Avoiding architectural rot is the most important part of a sustainable vibe-coded project. This is the workflow for adding features I've gradient-descended upon:

1. I describe the feature in info/{feature}.md

2. I copy-paste the feature doc to ChatGPT (website), asking it for feedback (e.g., on underspecified aspects that an agent could go wrong with). I iterate on improving the prompt.

3. I give the feature doc to an agent, asking it to implement it and explain the changes in detail at the end (this is needed for Step 4). For the agent, I use Claude 4.5 Opus or GPT-5.2-Codex, with Thinking enabled.^1^2

Bonus: I make sure my agent knows how to run the formatter, linter, tests, and build.

4. I copy-paste the agent's recap of changes, along with the entire diff (git diff > diff.txt), to the same conversation on the ChatGPT website. I ask for correctness as well as architectural issues.^3

5. I iterate with the agent on feedback from ChatGPT. Some feedback may not make sense or be overly nitpicky; I extract the important bits.

6. Commit the changes along with info/{feature}.md.^4


I'm never fully out of the loop. I especially pay attention to the initial design doc, ChatGPT's feedback around architectural issues, and the list of modified files. My focus is architectural rot. If the agent makes a mess in satellite parts of the codebase, I don't really care.

^1: I choose the model based on available credits (right now, I have the $20 subscriptions to Cursor, ChatGPT, and Claude -- this is the cost sweet-spot for my usage band).
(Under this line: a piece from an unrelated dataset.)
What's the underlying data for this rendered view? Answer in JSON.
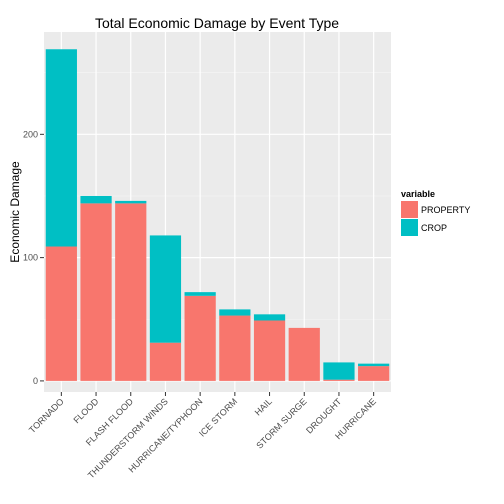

^2: Sometimes, I add an intermediate step where I ask the Agent how it would implement the feature, rather than telling it to implement it directly. Then run the answer by ChatGPT (on the same conversation; ChatGPT doesn't have the full code base as context, but it can usually sus out bad choices). Then, I add the approved implementation approach at the end of info/{feature}.md.

^3: I know all agents have review features now, but the website is cheaper and better - IME ChatGPT's lack of context helps bring a different perspective, balancing the agent's weak spots.

^4: I think prompts are important metadata that shouldn't be lost completely.